1. Lin LL, Shih YF, Hsiao CK, Chen CJ. Prevalence of myopia in Taiwanese schoolchildren: 1983 to 2000. Ann Acad Med Singapore. 2004;33(1):27-33.
2. Holden BA, Fricke TR, Wilson, DA, et al. Global prevalence of myopia and high myopia and temporal trends from 2000 to 2050. Ophthalmology 2016;123:1036-1042.
3. Chia A, Lu QS, Tan D. Five-year clinical trial on atropine for the treatment of myopia 2: myopia control with atropine 0.01% eyedrops. Ophthalmology. 2016;123:391-399.
4. Xiong S, Sankaridurg P, Naduvilath T, et al. Time spent in outdoor activities in relation to myopia prevention and control: a meta-analysis and systematic review. Acta Ophthalmol. doi:10.1111/aos.13403.

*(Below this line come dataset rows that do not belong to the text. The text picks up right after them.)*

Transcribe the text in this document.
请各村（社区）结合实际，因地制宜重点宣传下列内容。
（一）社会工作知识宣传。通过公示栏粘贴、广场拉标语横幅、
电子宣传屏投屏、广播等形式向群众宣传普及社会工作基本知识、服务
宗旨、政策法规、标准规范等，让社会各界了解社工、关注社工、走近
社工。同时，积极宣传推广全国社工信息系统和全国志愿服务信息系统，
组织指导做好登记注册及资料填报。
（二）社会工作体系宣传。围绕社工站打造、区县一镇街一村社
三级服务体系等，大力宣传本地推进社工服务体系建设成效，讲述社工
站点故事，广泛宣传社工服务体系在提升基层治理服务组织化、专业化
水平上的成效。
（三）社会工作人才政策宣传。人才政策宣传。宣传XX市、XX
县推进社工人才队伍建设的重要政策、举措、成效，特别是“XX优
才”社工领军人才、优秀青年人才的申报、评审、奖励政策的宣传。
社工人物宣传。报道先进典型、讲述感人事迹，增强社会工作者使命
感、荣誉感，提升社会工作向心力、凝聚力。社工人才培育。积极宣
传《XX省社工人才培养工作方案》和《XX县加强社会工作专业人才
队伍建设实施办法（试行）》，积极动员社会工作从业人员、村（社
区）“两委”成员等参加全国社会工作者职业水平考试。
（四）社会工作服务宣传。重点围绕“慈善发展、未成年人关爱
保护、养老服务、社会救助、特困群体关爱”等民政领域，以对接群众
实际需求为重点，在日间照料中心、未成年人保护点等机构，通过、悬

5. Dirani M, Tong L, Gazzard G, et al. Outdoor activity and myopia in Singapore teenage children. Br J Ophthalmol. 2009;93(8):997-1000.
6. Chung K, Mohidin N, O’Leary DJ. Undercorrection of myopia enhances rather than inhibits myopia progression. Vision Res. 2002;42:2555-2559.
7. Van Meter WS, Musch DC, Jacobs DS, et al. Safety of overnight orthokeratology for myopia. Ophthalmology. 2008;115(12):2301-2313.
8. Gwiazda J, Hyman L, Hussein M, et al; the COMET Group. A randomized clinical trial of progressive addition lenses versus single vision lenses on the progression of myopia in children. IOVS. 2003;44:1492-1500.